Twitter vs Instagram vs Facebook — Design Comparison

Dimension Twitter Instagram Facebook News Feed
Social model Asymmetric follow Asymmetric follow Bidirectional friends + pages
Timeline ordering Reverse-chronological ML-ranked ML-ranked (EdgeRank)
Fan-out threshold ~1M followers ~1M followers ~100K followers
Feed complexity Lower — sort by time Medium — ML ranking High — ML + multi-content type
Search Real-time tweet search User + hashtag search User + page search
Trending topics Yes — core feature Explore page Trending section
Content types Short text + media Photo + video only Text, photo, video, link, share
Key design challenge Celebrity fan-out + real-time NRT Media upload + fan-out Feed ranking + social graph complexity

Common Interview Mistakes

  • ❌ Not explaining the celebrity fan-out problem and the 1M-follower threshold
  • ❌ Designing a synchronous fan-out — blocks tweet creation at peak load
  • ❌ Not distinguishing home timeline (fan-out) from user/profile timeline (direct DB read)
  • ❌ Using offset pagination — creates duplicate/skipped tweets on a live feed
  • ❌ Storing like counts with DB row-level increments — Cassandra hot partition on viral tweets
  • ❌ No caching layer — 70K timeline reads/sec cannot be served from Cassandra directly
  • ❌ Using LIKE '%keyword%' for search — full table scan at billions of tweets
  • ❌ Trending topics based on total volume, not rate of increase — misses what's actually trending
  • ❌ No cold-start plan for inactive users whose timeline cache has expired
  • ❌ No rate limiting discussion — Twitter's rate limits are a core part of its API design

Interview Questions

  1. How does Twitter's home timeline differ from a user's profile timeline?
  2. What is the fan-out problem? How does Twitter handle a tweet from a user with 100M followers?
  3. Why is fan-out done asynchronously via Kafka?
  4. How do you decide whether to push a tweet (fan-out on write) or pull it (fan-out on read)?
  5. How is the home timeline stored in Redis? What data structure is used?
  6. What happens when an inactive user's timeline cache has expired (cold start)?
  7. How do you handle the case where a new follower needs to see a celebrity's historical tweets?
  8. Why is cursor-based (max_id) pagination better than offset pagination for Twitter?
  9. How is Elasticsearch used for real-time tweet search?
  10. How do trending topics work?

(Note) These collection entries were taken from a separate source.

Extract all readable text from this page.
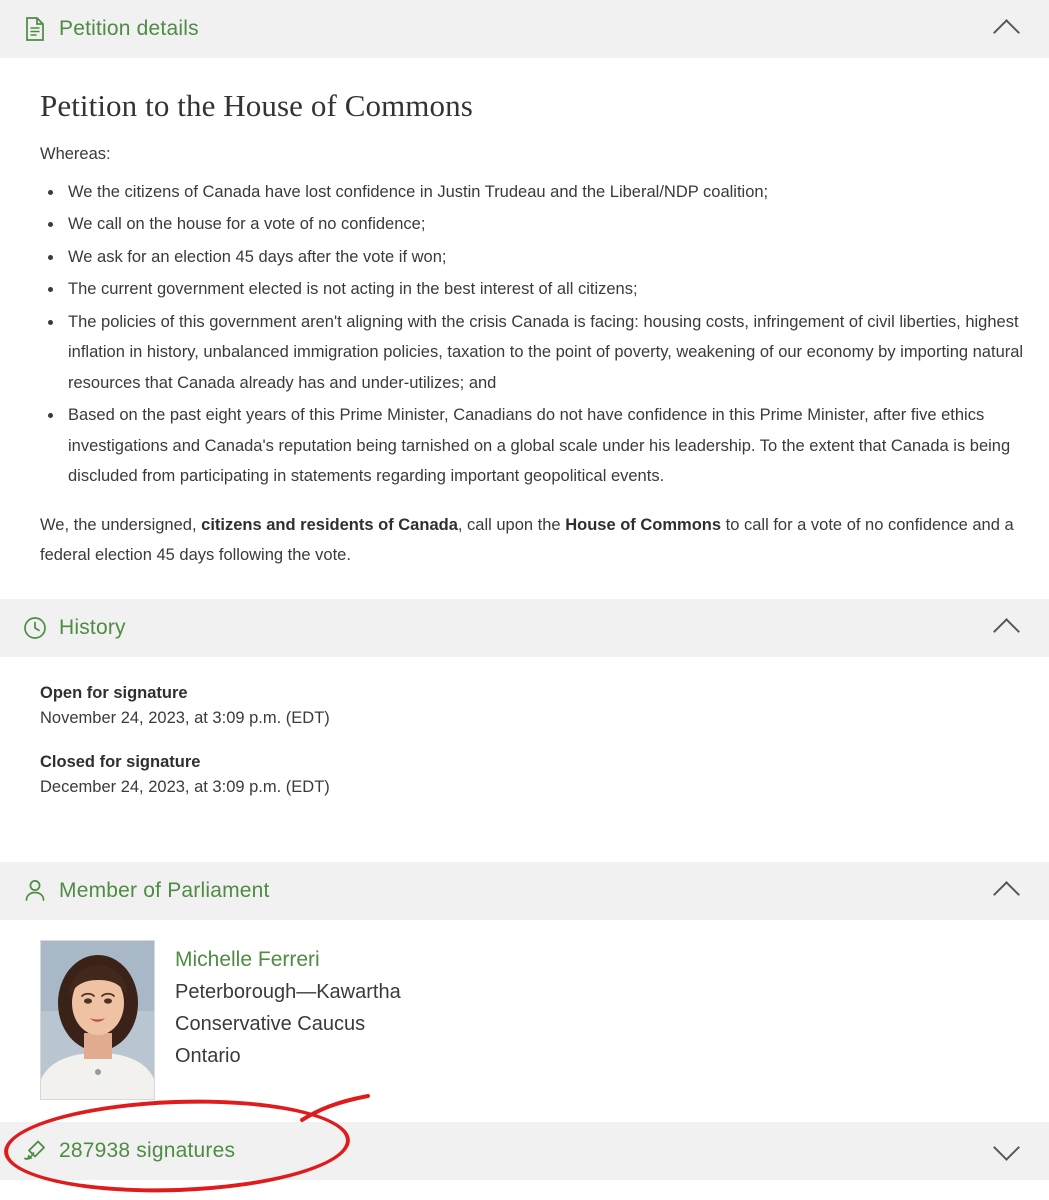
Petition details
Petition to the House of Commons

Whereas:

• We the citizens of Canada have lost confidence in Justin Trudeau and the Liberal/NDP coalition;
• We call on the house for a vote of no confidence;
• We ask for an election 45 days after the vote if won;
• The current government elected is not acting in the best interest of all citizens;
• The policies of this government aren't aligning with the crisis Canada is facing: housing costs, infringement of civil liberties, highest inflation in history, unbalanced immigration policies, taxation to the point of poverty, weakening of our economy by importing natural resources that Canada already has and under-utilizes; and
• Based on the past eight years of this Prime Minister, Canadians do not have confidence in this Prime Minister, after five ethics investigations and Canada's reputation being tarnished on a global scale under his leadership. To the extent that Canada is being discluded from participating in statements regarding important geopolitical events.

We, the undersigned, citizens and residents of Canada, call upon the House of Commons to call for a vote of no confidence and a federal election 45 days following the vote.

History
Open for signature
November 24, 2023, at 3:09 p.m. (EDT)
Closed for signature
December 24, 2023, at 3:09 p.m. (EDT)
Member of Parliament
Michelle Ferreri
Peterborough—Kawartha
Conservative Caucus
Ontario
287938 signatures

What is the difference between volume and rate-of-increase?
  11. How do you prevent a viral tweet from hot-spotting a single Cassandra partition?
  12. How does Twitter rate limiting work technically?
  13. What happens if the Redis timeline cache cluster goes down?
  14. How do you ensure tweet ordering is preserved in Cassandra using Snowflake IDs?
  15. How would you design the "For You" algorithmic timeline tab alongside the chronological tab?

Summary

Concern Solution
Tweet persistence Cassandra — partitioned by author_id, clustered by tweet_id DESC
Fan-out Hybrid — push to Redis for ≤1M followers; pull from Tweet Store for celebrities
Fan-out pipeline Async Kafka — tweet ACK returned before fan-out; workers consume in parallel
Home timeline cache Redis Sorted Set per user — tweet_ids scored by Snowflake ID
Timeline cold start Rebuild from Cassandra timeline store; celebrities merged at read time
Like/retweet counts Redis INCR counters — async flush to Cassandra every 30 seconds
Search Elasticsearch — NRT indexing via Kafka; full-text + hashtag + geo
Trending topics Redis sliding window buckets — rate-of-increase, not total volume
Notifications Async Kafka pipeline — batched to avoid 10K push notifications per viral tweet
Rate limiting Redis sliding window counters at API Gateway
Media storage Pre-signed S3 upload + CDN delivery — no media through app servers
Scale Stateless services + Kafka partitioning + Redis Cluster + Cassandra RF=3
Multi-region Read local, write primary, async replication, eventual consistency (< 10s)

The core principle: Twitter's home timeline is a fan-out delivery problem. The push-pull hybrid at the 1M-follower threshold, combined with Redis sorted sets for fast assembly, is what makes real-time chronological timelines possible at 200M daily users.